The time away likely accounts for the meticulous production and amplified energy of the 18 tracks that make up the album.
While he's as obsessed with cars, designer clothes, money, and sex as ever, Lil Uzi Vert moves from the loose, restrained rapping of his earlier days into more complex, exhilarating styles.
Where he'd gotten by on charm and a unique persona before, Uzi's technical prowess is sharpened on tracks like "Celebration Station" and the woozy, start-stop flows of "You Better Move." When he combines inventive rapping with sung melodic hooks, Lil Uzi Vert's pop appeal comes into full focus.
The slippery refrain that "Bigger Than Life" is built around is somehow smooth and frenzied at once, and Uzi flips a Backstreet Boys sample on "That Way," inconceivably transforming a universally adored hit into something new and all his own.
There's a vague, poorly conceived alien abduction narrative that runs throughout the album in the form of disjointed skits, but it's easily ignorable.
The science fiction essence of Eternal Atake comes more from the video game samples and synthy touches that Philly production team Working on Dying brings to many of the beats.
With all of its energy, Eternal Atake can still drag on after a while.
A week after its release, a deluxe edition with another 14 outtakes was released as Lil Uzi Vert vs.
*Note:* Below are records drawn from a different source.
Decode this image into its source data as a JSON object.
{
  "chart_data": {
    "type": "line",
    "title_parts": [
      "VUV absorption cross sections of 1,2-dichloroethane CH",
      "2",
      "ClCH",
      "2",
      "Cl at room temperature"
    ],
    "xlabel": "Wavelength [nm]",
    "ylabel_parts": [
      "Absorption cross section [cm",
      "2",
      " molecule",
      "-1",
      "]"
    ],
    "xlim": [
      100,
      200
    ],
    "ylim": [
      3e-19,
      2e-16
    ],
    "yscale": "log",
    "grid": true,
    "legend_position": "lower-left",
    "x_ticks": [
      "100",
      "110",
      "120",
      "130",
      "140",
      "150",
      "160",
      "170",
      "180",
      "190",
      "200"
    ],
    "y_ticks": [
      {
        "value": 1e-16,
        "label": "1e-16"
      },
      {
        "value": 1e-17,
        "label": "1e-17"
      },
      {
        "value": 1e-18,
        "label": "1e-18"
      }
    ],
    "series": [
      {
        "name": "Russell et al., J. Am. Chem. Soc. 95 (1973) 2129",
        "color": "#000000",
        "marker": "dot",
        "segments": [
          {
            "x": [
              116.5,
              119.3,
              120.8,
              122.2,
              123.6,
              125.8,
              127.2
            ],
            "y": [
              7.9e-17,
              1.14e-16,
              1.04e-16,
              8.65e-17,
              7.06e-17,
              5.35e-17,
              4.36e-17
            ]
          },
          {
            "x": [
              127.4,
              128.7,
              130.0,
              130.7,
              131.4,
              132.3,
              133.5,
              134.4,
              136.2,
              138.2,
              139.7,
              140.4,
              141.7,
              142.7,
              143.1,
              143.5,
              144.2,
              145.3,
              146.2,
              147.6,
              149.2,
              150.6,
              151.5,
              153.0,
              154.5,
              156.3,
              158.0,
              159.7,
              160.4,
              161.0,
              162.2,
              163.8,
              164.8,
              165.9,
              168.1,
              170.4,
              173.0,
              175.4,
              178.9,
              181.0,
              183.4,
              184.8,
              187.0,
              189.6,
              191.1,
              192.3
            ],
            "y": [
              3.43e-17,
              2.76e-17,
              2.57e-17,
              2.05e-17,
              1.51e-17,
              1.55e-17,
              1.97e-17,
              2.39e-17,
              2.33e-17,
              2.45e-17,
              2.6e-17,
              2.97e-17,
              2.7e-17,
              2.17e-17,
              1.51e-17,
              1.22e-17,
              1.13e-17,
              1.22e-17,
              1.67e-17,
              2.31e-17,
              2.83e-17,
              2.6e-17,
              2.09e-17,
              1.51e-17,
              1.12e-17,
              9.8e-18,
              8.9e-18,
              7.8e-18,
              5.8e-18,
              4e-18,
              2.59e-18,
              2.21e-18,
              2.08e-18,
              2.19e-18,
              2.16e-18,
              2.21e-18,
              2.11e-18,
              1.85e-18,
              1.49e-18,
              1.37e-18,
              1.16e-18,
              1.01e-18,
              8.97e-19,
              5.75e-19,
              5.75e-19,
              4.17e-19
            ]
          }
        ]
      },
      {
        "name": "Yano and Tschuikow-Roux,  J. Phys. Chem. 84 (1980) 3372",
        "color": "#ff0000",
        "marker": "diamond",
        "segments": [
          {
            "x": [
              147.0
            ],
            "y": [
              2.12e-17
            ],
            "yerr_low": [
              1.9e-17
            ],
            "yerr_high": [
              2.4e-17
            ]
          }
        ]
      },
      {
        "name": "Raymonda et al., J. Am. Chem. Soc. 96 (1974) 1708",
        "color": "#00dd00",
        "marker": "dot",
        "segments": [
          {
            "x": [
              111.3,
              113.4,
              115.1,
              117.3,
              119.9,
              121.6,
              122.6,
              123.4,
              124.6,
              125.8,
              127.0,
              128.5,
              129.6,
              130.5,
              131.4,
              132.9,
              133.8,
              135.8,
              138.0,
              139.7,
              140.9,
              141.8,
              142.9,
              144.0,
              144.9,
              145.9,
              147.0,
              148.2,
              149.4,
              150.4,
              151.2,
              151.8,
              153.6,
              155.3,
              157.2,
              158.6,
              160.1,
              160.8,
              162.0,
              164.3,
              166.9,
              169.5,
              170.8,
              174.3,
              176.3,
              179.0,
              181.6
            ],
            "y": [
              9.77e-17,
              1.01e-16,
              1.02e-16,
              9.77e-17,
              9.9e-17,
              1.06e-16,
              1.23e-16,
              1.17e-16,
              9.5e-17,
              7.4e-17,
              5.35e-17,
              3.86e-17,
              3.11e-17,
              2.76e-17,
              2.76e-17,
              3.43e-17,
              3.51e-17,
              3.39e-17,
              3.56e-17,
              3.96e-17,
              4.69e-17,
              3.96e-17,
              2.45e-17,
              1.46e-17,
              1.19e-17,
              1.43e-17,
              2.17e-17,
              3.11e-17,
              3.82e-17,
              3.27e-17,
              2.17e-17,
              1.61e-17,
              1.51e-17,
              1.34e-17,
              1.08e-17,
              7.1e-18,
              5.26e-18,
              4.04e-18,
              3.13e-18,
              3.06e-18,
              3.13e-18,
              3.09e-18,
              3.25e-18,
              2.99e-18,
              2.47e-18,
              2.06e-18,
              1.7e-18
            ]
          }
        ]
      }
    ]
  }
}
The World 2, suggesting that the hour plus of material that made it onto the proper album was pared down from any inessential extras.
Even though it's a lengthy journey and some of the songs start to feel similar, nothing here is filler.
Renewed and hungry after a few years in record-label limbo, Eternal Atake (and its supplementary material) represents the floodgates of Lil Uzi Vert's creativity opening back up, taking us to new, out-there places.